The farm offers different crops and produce in each season, according to its website. Even though the farm is closed for the next month and a half, employees are held accountable to prepare for the next season.
“There’s so much stuff going on in the background, from plant orders to environmental things,” Weston said. “It’s just endless.”
The garden has been at its current location for over 80 years, however, its practices have not changed much, he said.
Affordability was ingrained in his mind since childhood. His parents, often in tough situations, had to be conscious of finances and wasted nothing, Weston said.
“Ninety-nine percent of customers never even [bat] an eye at my prices,” he said. “But it’s that one percent that does, and they’re the ones that it’s worth keeping it at a point that anyone can come in.”
Depending on the season, employees can work 60 to 70 hours a week, causing them to miss out on a lot in their personal life, Weston said.
“I have a 9-year-old son,” he said. “I leave before I see him in the morning. I get home and it’s a rush to eat dinner, do homework and go to bed.”
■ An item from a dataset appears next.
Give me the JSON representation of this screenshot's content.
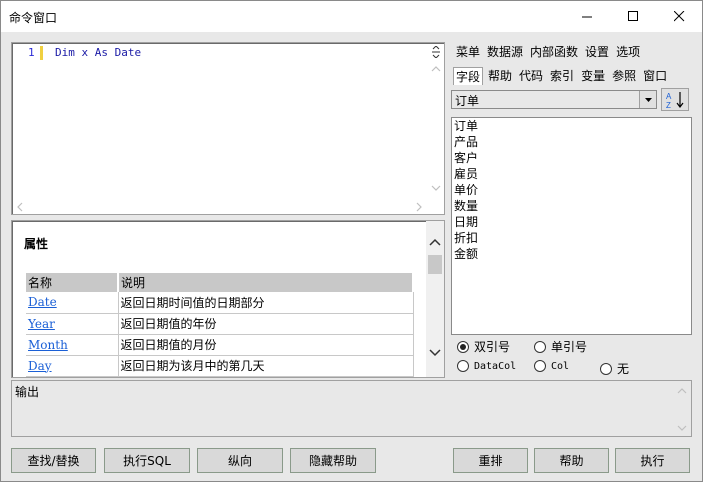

In the time Weston has lived in the area and worked on the farm, the community has largely remained the same, he said.
“Yes, it is that there’s a lot more population here, there’s a lot more construction and stuff around, but really the general attitude of Bellingham is still pretty much in the same grain,” Weston said. “You can’t really put a pin on it and say exactly why it stayed the same, but it still has that Bellingham vibe.”